Traiter ici du destin tragique de Marie Stuart peut surprendre. Nous avons pourtant deux bonnes raisons de le faire:

  • s'agissant d'un site personnel, nous souhaitons pouvoir y inclure librement tout argument susceptible d'en enrichir le contenu, même au détriment d'une certaine cohérence formelle ;
  • mais surtout la lecture de cette oeuvre de Stefan Zweig - postérieure à la mise en ligne du site - nous a ouvert les yeux sur une autre façon d'envisager le problème de la responsabilité des dirigeants.

Comme des promeneurs découvrant un paysage connu sous un nouvel angle de vue, nous voudrions partager l'apport reçu de cette lecture.

Dans notre petite autopsie des processus pathologiques, nous avons évoqué l'incapacité de certains dirigeants à assumer leurs responsabilités dans les organisations “malades”. Nous devons maintenant dépasser ce constat et nous interroger sur ce que signifie vraiment la responsabilité quand elle se conjugue au pouvoir.

La destinée tragique de Marie Stuart

Le résumé qui suit ne peut en aucun cas remplacer la lecture de l'ouvrage publié en 1935 par Stefan Zweig que nous recommandons vivement pour sa qualité d'écriture et pour le regard aigu et vigilant que l'auteur porte sur l'âme humaine.

Résumé

Marie Stuart, reine de France puis reine d'Ecosse provoque par sa conduite irréfléchie un enchaînement de scandales qui finissent par saper son autorité.
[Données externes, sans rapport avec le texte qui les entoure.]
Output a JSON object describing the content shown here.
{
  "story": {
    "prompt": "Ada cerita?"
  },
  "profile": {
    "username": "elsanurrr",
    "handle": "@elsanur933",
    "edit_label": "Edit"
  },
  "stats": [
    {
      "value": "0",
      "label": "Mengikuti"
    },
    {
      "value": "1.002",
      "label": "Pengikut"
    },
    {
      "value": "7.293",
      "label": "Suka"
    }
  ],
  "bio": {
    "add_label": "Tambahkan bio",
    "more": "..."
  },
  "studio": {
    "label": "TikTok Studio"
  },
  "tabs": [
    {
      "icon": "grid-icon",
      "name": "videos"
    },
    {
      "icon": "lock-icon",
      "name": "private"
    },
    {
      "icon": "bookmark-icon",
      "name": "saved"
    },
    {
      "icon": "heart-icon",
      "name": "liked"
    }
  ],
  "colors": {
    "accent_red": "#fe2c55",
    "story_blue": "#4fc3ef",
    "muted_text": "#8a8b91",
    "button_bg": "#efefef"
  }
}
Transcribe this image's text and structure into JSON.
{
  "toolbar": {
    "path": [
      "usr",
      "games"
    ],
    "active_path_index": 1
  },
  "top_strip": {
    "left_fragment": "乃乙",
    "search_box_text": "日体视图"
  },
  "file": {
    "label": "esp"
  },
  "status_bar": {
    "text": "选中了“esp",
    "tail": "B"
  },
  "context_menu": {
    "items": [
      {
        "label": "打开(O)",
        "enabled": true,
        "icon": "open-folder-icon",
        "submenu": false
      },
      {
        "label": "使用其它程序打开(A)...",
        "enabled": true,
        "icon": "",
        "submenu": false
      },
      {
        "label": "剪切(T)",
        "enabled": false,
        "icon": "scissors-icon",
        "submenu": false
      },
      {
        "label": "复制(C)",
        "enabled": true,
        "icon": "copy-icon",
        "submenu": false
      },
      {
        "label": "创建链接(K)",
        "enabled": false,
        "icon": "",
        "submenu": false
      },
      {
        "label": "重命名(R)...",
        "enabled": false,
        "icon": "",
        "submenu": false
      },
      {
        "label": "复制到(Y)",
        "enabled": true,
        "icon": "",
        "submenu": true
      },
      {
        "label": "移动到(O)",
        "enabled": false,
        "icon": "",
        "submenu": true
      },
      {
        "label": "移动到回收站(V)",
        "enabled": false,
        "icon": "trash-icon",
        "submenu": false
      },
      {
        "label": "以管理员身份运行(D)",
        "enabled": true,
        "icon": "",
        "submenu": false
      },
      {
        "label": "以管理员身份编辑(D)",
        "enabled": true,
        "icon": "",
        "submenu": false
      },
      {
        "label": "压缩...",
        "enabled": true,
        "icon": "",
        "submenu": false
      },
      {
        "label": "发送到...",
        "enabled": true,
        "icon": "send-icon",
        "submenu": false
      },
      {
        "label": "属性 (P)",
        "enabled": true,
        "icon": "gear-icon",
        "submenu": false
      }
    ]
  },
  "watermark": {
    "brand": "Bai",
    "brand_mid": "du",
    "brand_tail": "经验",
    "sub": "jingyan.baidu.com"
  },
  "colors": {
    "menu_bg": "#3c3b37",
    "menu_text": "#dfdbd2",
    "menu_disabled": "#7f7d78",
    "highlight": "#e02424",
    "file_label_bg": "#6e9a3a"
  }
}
Le dernier de ces scandales - l'assassinat de son mari (Henry Darnley Stuart, roi d'Ecosse) par son amant (Bothwell) en 1567 - entraîne la rébellion des lords écossais. Forcée d'abdiquer, la reine déchue se réfugie en Angleterre auprès d'Elisabeth I, sa rivale et son ennemie (1568).
Suite à de nouvelles imprudences de Marie Stuart, Elisabeth d'Angleterre, déjà suspicieuse, décide de la perdre en la laissant s'empêtrer dans les mailles d'un filet habilement tissé par des agents anglais. Marie Stuart commet alors sa dernière erreur : l'approbation écrite d'un complot contre Elisabeth, piloté et surveillé en réalité par les espions de cette dernière(1). Marie Stuart est condamnée à la décapitation (1586) et après bien des hésitations, Elisabeth signe son acte de mort.

(1) : Sur le rôle d'Elisabeth dans cette affaire, les versions sont parfois différentes. Stefan Zweig indique clairement qu'Elisabeth avait connaissance du piège tendu à Marie Stuart depuis le début et au minimum l'approuvait. D'autres sources considèrent que les conseillers d'Elisabeth n'en auraient parlé à la Reine qu'une fois l'affaire menée “à bon port”. Quoiqu'il en soit, Elisabeth possédait des qualités managériales telles qu'il est parfois difficile de distinguer dans son entourage ce qui ressort d'initiatives individuelles et ce qui relève d'un travail d'équipe bien mené. Nous avons essayé d'être fidèles dans l'interprétation.

Deux variantes de la responsabilité

Dans la confrontation entre ces deux grandes figures féminines du XVIème siècle émergent deux pratiques différentes du pouvoir, deux visions opposées des devoirs qu'il implique. “Si Marie Stuart - nous dit Zweig - vit pour elle même, Elisabeth vit pour son pays et regarde son état de souveraine comme une profession comportant des devoirs, tandis que Marie Stuart voit dans la royauté une prédestination qui la dispense de toute obligation.”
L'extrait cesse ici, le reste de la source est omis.